Koch, a graduate of N.C. State University, left for space March 14 and has been in orbit for just over 100 days as a flight engineer for NASA’s expedition 59 and 60.

She spoke to The News & Observer, microphone in hand, while hovering inside the space station. Her curly hair floated around her head, waving back and forth as if she were underwater.

“Raleigh News & Observer, the International Space Station has you loud and clear,” Koch said to kick off the interview.

Her time in space coincides with a historic moment — the 50th anniversary of Apollo 11, the NASA spaceflight that landed the first two people on the moon.

Monday, she reflected on her own time orbiting the Earth so far. She answered questions about her early interest in space exploration, how her time at the North Carolina School of Science and Math and NC State prepared her, and how she is now a part of the space program’s history as she lives on the space station and conducts experiments.

She said she feels honored to contribute to the program she has admired her entire life. Her mission is expected to make history. If all goes as planned, Koch will be the first woman astronaut to stay in orbit for more than 300 days. In February, her 328 days will break the record for NASA’s longest continuous spaceflight by a woman. The current U.S. record is Scott Kelly’s 340 days.

Koch’s first spacewalk originally was planned with astronaut Anne McClain. It would have been NASA’s first all-female spacewalk, but there weren’t enough space suits to fit the two women. Instead, on March 29, she and fellow astronaut Nick Hague worked outside in the vacuum of space for 6 hours and 45 minutes to upgrade the International Space Station’s power storage capacity.

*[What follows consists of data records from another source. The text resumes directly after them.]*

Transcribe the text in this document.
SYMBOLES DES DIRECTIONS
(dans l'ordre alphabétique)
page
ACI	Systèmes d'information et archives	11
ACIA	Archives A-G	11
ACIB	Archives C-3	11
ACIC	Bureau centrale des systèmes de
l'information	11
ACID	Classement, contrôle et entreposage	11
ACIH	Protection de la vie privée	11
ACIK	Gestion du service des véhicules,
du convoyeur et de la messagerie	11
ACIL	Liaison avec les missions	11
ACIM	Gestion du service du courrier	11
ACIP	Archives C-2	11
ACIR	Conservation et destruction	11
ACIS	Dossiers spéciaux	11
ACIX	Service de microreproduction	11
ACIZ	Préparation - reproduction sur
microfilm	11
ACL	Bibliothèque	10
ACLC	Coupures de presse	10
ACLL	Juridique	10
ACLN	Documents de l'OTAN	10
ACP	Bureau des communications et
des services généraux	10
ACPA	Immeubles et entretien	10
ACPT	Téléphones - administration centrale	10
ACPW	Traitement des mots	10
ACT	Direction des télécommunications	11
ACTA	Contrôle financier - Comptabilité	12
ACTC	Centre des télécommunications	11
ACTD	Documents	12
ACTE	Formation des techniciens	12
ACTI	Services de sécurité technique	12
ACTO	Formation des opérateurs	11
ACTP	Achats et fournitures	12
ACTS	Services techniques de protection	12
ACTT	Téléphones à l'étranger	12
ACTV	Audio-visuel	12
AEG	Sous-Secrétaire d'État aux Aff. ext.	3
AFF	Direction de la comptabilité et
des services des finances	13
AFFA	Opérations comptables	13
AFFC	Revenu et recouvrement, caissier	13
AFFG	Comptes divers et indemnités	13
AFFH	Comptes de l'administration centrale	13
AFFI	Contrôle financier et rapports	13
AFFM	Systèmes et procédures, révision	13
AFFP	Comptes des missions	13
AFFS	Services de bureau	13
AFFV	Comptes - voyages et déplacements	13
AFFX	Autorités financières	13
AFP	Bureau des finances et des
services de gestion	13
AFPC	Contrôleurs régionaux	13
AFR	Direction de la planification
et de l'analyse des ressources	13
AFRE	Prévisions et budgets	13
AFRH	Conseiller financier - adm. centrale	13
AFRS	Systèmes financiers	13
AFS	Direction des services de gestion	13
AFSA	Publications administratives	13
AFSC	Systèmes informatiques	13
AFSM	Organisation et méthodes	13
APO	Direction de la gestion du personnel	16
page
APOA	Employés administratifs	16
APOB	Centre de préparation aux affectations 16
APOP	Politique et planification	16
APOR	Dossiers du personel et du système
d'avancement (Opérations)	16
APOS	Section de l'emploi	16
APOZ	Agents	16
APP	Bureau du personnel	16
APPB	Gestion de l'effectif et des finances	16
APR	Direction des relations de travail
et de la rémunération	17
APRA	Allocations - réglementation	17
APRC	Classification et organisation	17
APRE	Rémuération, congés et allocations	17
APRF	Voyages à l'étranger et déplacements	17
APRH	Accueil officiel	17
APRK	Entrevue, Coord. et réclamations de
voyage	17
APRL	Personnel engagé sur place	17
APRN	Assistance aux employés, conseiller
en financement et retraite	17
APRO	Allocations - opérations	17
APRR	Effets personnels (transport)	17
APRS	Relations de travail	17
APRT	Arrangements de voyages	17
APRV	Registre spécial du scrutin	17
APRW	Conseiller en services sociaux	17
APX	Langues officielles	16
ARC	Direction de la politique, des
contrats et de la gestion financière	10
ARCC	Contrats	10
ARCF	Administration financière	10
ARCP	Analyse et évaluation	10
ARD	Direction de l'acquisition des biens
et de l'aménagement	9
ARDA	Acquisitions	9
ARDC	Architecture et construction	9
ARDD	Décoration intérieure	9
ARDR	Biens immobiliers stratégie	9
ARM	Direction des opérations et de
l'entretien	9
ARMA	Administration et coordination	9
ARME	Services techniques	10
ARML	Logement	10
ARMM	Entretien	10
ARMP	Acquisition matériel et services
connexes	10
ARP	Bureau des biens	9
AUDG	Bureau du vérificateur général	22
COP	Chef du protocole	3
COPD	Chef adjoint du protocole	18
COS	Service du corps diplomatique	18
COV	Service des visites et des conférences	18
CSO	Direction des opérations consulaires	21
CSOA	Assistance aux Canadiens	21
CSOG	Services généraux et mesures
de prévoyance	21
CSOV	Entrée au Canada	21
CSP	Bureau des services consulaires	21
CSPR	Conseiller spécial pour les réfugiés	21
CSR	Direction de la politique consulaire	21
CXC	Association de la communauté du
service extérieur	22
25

The spacewalk wasn’t just an incredible personal achievement, Koch said, but also an honor professionally because she is a piece of the International Space Station’s puzzle.

“I’m able to contribute to this program to keep the space station running at peak capacity at all times,” Koch said.

The spacewalk also changed her perspective on how she sees the world. It’s different from just looking out the window of the space station because she’s immersed in the vacuum of space.

“When you look down on the earth, you’re one less step removed than when you’re inside,” Koch said. “And that leads you to think how much more amazing it would be to walk on another celestial body and have your view of the Earth encompass the entire Earth.”

“To have that view... and to recognize that all of humanity clings to our planet together as one,” she said.

NASA has plans to send its second set of astronauts to the moon in 2024 for the first moon mission since 1972. This go-round, a woman could step foot on the moon’s surface for the first time.

“It’s incredibly exciting, and that means someone in our astronaut corps today will be the person or the people to walk on the moon next,” Koch said.

And beyond the moon, a mission to Mars could happen in Koch’s lifetime.

“As astronauts one of the things that we sign up for is to be ready for any eventuality,” Koch said. “We would all be ready and it would be an honor for all of us to be able to do that.”


How did we report this story?

Doing an interview from space with NC state graduate Christina Koch — orbiting earth on the International Space Station — presented some logistical details to work through. After requesting the interview from NASA in April, we were told we could have a 10-minute window of time on July 1 and would learn just a few days before when that would be.

When the day came, NASA called The News & Observer about an hour before the scheduled time. ABC11, The N&O’s newsgathering partner, had a 10-minute slot before us. Then we waited. During ABC11’s interview, we watched Koch do a flip to illustrate microgravity.

We had a script to follow to ensure that Koch could hear us, and we could hear her — a sound check of sorts. Our reporter, Kate Murphy, spoke to Koch on a landline while watching her on NASA’s online TV channel. But due to a lag between question and answer — about 1 minute and a half — we eventually muted the channel. The interview was live on NASA’s website, so the world could watch as we learned how Koch is making history in outer space.